The valuation advantage that small caps have had over the last 14 years is no longer prevalent.
Tim Strauts: In today's chart, we are going to look at large-cap versus small-cap trends in performance since 2000.
The chart depicts excess return of small- over large-cap U.S. stocks, in which we take the return of small stocks minus the return of large stocks. And if the number is positive, that means that small-cap is outperforming large-cap. If the number is negative, large-cap is outperforming small-cap.

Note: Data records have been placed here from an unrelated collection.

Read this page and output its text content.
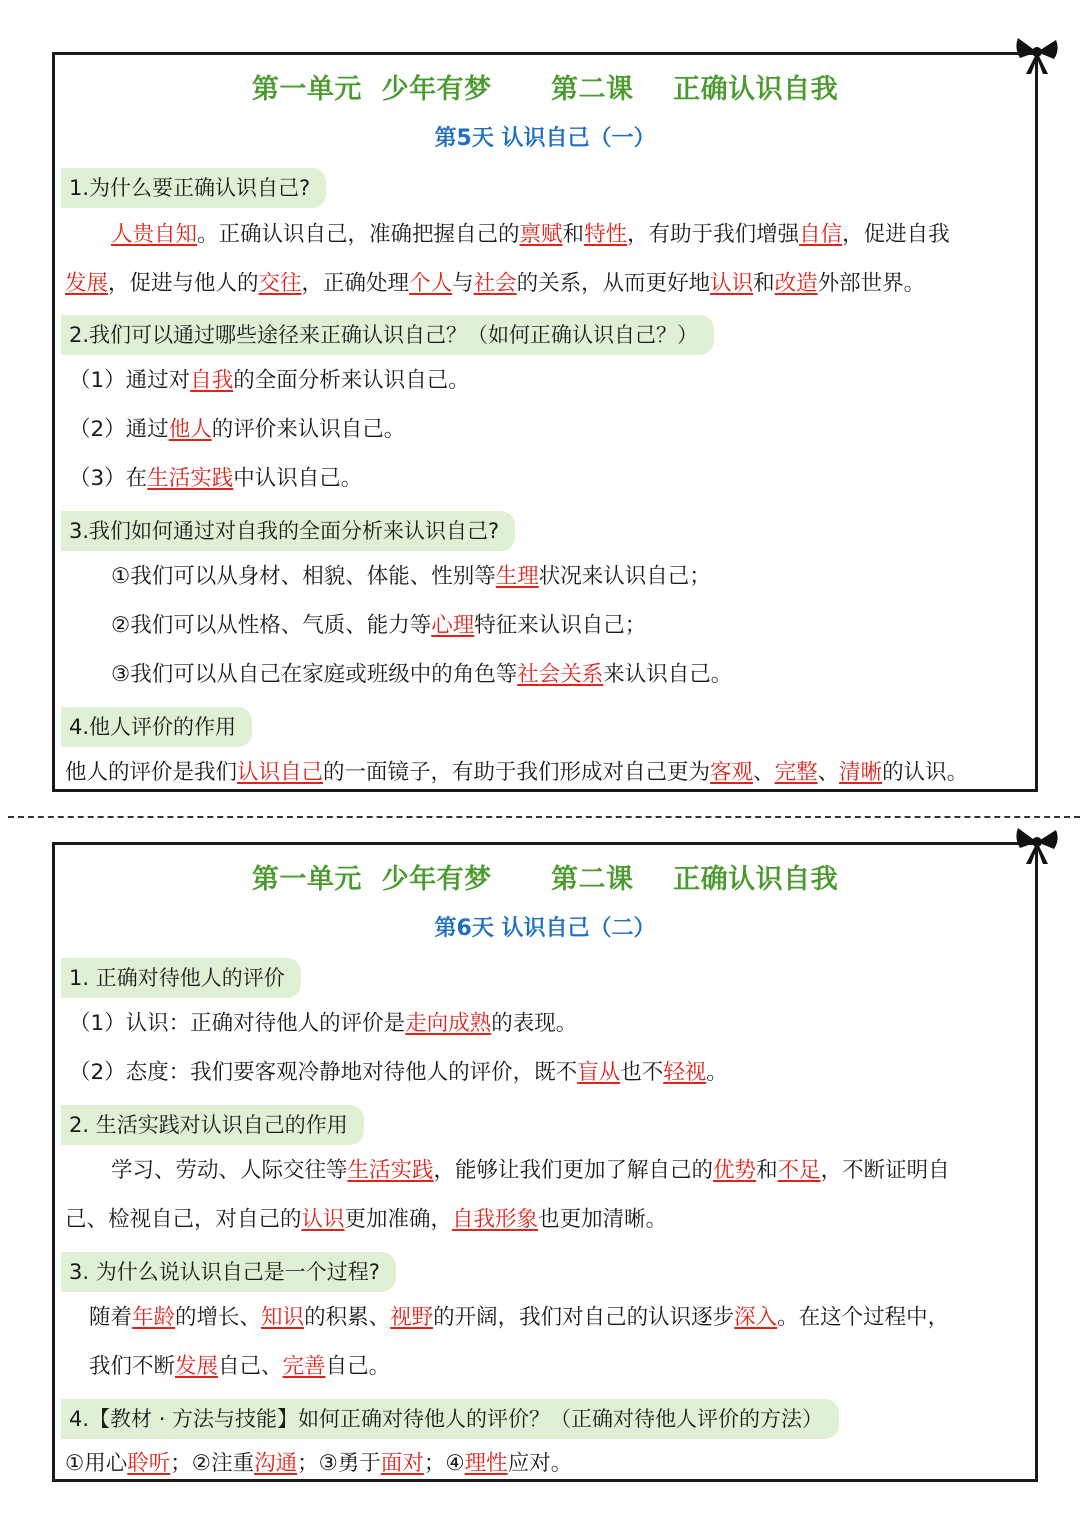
第一单元  少年有梦      第二课    正确认识自我
第5天 认识自己（一）
1.为什么要正确认识自己?
人贵自知。正确认识自己，准确把握自己的禀赋和特性，有助于我们增强自信，促进自我
发展，促进与他人的交往，正确处理个人与社会的关系，从而更好地认识和改造外部世界。
2.我们可以通过哪些途径来正确认识自己？（如何正确认识自己？）
（1）通过对自我的全面分析来认识自己。
（2）通过他人的评价来认识自己。
（3）在生活实践中认识自己。
3.我们如何通过对自我的全面分析来认识自己?
①我们可以从身材、相貌、体能、性别等生理状况来认识自己；
②我们可以从性格、气质、能力等心理特征来认识自己；
③我们可以从自己在家庭或班级中的角色等社会关系来认识自己。
4.他人评价的作用
他人的评价是我们认识自己的一面镜子，有助于我们形成对自己更为客观、完整、清晰的认识。
第一单元  少年有梦      第二课    正确认识自我
第6天 认识自己（二）
1. 正确对待他人的评价
（1）认识：正确对待他人的评价是走向成熟的表现。
（2）态度：我们要客观冷静地对待他人的评价，既不盲从也不轻视。
2. 生活实践对认识自己的作用
学习、劳动、人际交往等生活实践，能够让我们更加了解自己的优势和不足，不断证明自
己、检视自己，对自己的认识更加准确，自我形象也更加清晰。
3. 为什么说认识自己是一个过程?
随着年龄的增长、知识的积累、视野的开阔，我们对自己的认识逐步深入。在这个过程中，
我们不断发展自己、完善自己。
4.【教材 · 方法与技能】如何正确对待他人的评价？（正确对待他人评价的方法）
①用心聆听；②注重沟通；③勇于面对；④理性应对。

So, the dark-blue-shaded area is small-cap outperformance. And the light-blue-shaded area depicts large-cap outperformance. The strong outperformance of small-cap since 2000 is mainly due to the tech bubble, when U.S. large-cap stocks became extremely overvalued. This valuation advantage allowed small caps to outperform over the next 14 years. The periods where small caps underperformed were during periods of high volatility and market declines, which we saw in 2007, 2008, again in 2011, and most recently, in the last few months of 2014.

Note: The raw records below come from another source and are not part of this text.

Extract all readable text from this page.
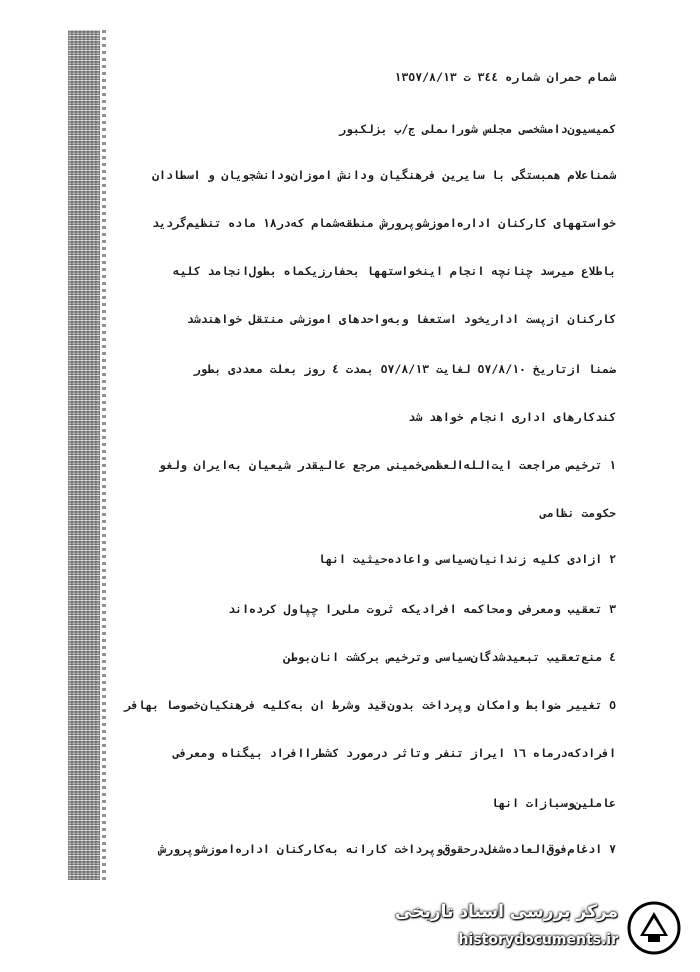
شمام حمران شماره ٣٤٤ ت ١٣٥٧/٨/١٣
كميسيون‌دامشخصى مجلس شوراىملى ج/ب بزلكبور
شمنا‌علام همبستگى با سايرين فرهنگيان ودانش اموزان‌ودانشجويان و اسطادان
خواستههای كاركنان اداره‌اموزشوپرورش منطقه‌شمام كه‌در١٨ ماده تنظيم‌گرديد
باطلاع ميرسد چنانچه انجام اينخواستهها بحفارزيكماه بطول‌انجامد كليه
كاركنان ازپست اداريخود استعفا وبه‌واحدهاى اموزشى منتقل خواهندشد
ضمنا ازتاريخ ٥٧/٨/١٠ لغايت ٥٧/٨/١٣ بمدت ٤ روز بعلت معددى بطور
كندكارهاى ادارى انجام خواهد شد
١ ترخيص مراجعت ايت‌الله‌العظمى‌خمينى مرجع عاليقدر شيعيان به‌ايران ولغو
حكومت نظامى
٢ ازادى كليه زندانيان‌سياسى واعاده‌حيثيت انها
٣ تعقيب ومعرفى ومحاكمه افراديكه ثروت ملى‌را چپاول كرده‌اند
٤ منع‌تعقيب تبعيدشدگان‌سياسى وترخيص بركشت انان‌بوطن
٥ تغيير ضوابط وامكان وپرداخت بدون‌قيد وشرط ان به‌كليه فرهنكيان‌خصوصا بهافر
افرادكه‌درماه ١٦ ايراز تنفر وتاثر درمورد كشط‌راافراد بيگناه ومعرفى
عاملين‌وسبازات انها
٧ ادغام‌فوق‌العاده‌شغل‌درحقوق‌وپرداخت كارانه به‌كاركنان اداره‌اموزشوپرورش
مرکز بررسی اسناد تاریخی
historydocuments.ir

Looking at the table of returns, we can see that in the third quarter of this year small caps had a negative 6.2% return, whereas large caps were positive 1.4%. Over the trailing one-year period, small caps had only returned 7.7%, whereas large caps returned almost 20%.
This outperformance is due to the increased volatility I mentioned earlier and a slight valuation advantage for large caps. Small caps currently trade around 21 times earnings and large caps only trade at around 18. So, the valuation advantage that small caps have had over the last 14 years is no longer prevalent.
Going forward, I would expect that the small-cap and large-cap returns will fluctuate on a much more frequent basis, with small caps no longer having the big advantage.